Managing Public Debt in Jordan: A Strategic Overview
Ensuring fiscal sustainability is crucial for evaluating financial trends and burdens, reflecting the government’s capacity to meet obligations. Economists use the debt-to-GDP ratio to assess a nation’s debt settlement ability. In Jordan, public debt has surged, reaching 114.7% of GDP. The government seeks to reduce the debt-to-GDP ratio to 75.2% by 2029 through economic reforms.
Jordan has received credit rating upgrades from agencies like Moody’s and S&P, despite challenges like donor fatigue. The government’s focus on public financial management efficiency has improved revenue collection rates, enhancing investor confidence.
The Kingdom’s debt portfolio includes domestic and external sources, with a balanced maturity structure, minimizing refinancing risks. Over 55% of external debt comprises concessional loans with favorable terms. Foreign reserves cover 70.1% of external debt, indicating financial stability.

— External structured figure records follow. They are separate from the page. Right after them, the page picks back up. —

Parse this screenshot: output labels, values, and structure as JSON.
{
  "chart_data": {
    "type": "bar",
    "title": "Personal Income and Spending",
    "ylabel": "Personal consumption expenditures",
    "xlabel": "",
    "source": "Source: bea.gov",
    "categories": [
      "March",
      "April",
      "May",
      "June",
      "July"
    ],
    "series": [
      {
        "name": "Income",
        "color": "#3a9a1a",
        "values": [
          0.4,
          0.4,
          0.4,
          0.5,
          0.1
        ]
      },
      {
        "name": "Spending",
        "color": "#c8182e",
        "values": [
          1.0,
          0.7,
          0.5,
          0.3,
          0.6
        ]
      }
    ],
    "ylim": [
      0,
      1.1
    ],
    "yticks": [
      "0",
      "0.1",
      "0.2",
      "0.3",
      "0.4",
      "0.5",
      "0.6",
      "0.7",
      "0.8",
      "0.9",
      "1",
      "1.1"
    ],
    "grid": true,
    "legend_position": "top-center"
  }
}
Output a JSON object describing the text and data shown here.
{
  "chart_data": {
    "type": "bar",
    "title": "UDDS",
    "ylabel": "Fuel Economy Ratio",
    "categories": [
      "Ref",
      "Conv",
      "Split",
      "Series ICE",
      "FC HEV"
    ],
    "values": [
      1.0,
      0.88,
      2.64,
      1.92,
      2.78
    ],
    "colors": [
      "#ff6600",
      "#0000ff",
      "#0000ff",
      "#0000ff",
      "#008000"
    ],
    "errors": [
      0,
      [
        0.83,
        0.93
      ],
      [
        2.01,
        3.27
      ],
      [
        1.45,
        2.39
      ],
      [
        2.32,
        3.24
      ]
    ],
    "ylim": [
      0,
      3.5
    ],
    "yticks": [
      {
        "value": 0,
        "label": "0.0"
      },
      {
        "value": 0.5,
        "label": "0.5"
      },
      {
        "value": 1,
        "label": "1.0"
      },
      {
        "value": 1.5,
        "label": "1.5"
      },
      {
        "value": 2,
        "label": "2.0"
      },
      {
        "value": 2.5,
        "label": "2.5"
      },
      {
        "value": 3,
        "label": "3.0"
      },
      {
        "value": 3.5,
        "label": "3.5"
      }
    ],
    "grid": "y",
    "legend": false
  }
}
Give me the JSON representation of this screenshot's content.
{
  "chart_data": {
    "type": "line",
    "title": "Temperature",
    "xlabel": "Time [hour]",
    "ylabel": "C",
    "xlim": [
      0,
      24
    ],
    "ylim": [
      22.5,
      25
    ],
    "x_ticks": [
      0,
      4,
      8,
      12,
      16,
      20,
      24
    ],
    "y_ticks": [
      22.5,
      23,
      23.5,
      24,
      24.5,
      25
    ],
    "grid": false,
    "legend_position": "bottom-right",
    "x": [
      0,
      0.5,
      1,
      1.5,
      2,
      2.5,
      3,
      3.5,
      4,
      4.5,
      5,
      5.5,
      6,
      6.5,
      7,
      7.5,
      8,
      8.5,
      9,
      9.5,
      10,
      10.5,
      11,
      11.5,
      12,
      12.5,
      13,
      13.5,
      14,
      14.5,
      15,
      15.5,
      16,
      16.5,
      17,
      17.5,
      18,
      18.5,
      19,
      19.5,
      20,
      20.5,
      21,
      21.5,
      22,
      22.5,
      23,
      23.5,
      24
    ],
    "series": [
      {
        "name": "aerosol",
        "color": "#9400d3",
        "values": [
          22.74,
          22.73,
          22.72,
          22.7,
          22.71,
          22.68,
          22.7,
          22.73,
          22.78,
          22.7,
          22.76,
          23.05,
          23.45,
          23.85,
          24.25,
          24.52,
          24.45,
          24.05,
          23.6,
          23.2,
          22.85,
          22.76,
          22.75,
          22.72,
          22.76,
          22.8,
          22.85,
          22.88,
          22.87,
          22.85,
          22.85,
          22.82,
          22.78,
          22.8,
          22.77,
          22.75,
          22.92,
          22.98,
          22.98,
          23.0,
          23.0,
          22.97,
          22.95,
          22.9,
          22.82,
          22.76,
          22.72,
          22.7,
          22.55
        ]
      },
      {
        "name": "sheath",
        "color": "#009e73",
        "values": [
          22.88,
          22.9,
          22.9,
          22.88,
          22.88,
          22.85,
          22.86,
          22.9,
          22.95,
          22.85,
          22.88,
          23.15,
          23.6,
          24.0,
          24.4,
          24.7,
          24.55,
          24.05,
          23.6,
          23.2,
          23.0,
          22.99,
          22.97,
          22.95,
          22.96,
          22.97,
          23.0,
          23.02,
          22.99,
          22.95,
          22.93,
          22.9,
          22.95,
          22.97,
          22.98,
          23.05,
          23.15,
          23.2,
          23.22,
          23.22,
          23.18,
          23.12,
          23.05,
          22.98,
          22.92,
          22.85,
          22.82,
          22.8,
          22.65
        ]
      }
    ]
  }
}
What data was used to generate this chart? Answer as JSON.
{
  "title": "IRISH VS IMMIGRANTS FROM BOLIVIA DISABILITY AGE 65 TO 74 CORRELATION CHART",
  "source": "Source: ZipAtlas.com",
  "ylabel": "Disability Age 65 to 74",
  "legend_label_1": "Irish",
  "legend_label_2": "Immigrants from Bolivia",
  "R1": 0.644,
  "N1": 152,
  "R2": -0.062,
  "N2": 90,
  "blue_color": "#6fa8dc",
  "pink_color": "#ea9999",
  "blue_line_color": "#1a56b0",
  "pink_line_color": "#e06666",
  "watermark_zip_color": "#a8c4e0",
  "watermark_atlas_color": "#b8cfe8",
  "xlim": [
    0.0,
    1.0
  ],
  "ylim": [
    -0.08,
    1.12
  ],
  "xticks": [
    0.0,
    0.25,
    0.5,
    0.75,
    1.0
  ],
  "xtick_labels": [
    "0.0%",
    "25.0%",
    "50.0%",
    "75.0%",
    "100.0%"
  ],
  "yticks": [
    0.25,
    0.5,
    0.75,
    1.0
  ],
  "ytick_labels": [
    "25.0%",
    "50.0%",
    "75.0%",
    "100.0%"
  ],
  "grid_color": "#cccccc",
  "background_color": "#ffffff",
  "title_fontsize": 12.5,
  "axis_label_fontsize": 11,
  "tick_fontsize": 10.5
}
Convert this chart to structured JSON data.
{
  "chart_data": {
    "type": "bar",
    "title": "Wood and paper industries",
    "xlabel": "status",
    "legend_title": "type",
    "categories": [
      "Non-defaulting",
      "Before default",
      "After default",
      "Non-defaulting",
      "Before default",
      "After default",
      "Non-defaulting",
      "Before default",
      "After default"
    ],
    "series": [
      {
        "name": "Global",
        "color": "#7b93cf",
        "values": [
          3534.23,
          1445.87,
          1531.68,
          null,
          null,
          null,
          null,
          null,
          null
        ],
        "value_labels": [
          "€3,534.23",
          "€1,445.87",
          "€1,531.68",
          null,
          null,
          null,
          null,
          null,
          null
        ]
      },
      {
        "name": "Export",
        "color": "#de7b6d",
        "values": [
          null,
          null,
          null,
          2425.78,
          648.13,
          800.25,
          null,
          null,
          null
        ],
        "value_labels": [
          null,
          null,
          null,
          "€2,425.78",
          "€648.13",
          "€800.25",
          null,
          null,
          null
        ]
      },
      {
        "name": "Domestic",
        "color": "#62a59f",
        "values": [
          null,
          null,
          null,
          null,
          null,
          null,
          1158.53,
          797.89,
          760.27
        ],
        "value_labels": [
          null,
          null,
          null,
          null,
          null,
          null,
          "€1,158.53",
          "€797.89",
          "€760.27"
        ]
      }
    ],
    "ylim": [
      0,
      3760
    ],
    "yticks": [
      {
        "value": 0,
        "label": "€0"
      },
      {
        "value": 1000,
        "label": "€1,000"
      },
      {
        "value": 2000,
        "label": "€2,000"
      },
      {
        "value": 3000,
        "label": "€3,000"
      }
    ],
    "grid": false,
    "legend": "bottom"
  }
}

Jordan’s credit rating upgrades by major agencies attest to its sound economic policies, boosting investor confidence. Strategic borrowing and fiscal reforms have positioned Jordan for sustainable economic growth and stability.
The Kingdom aims to maintain macroeconomic stability, reduce public debt, and foster inclusive growth, emphasizing job creation to combat high unemployment.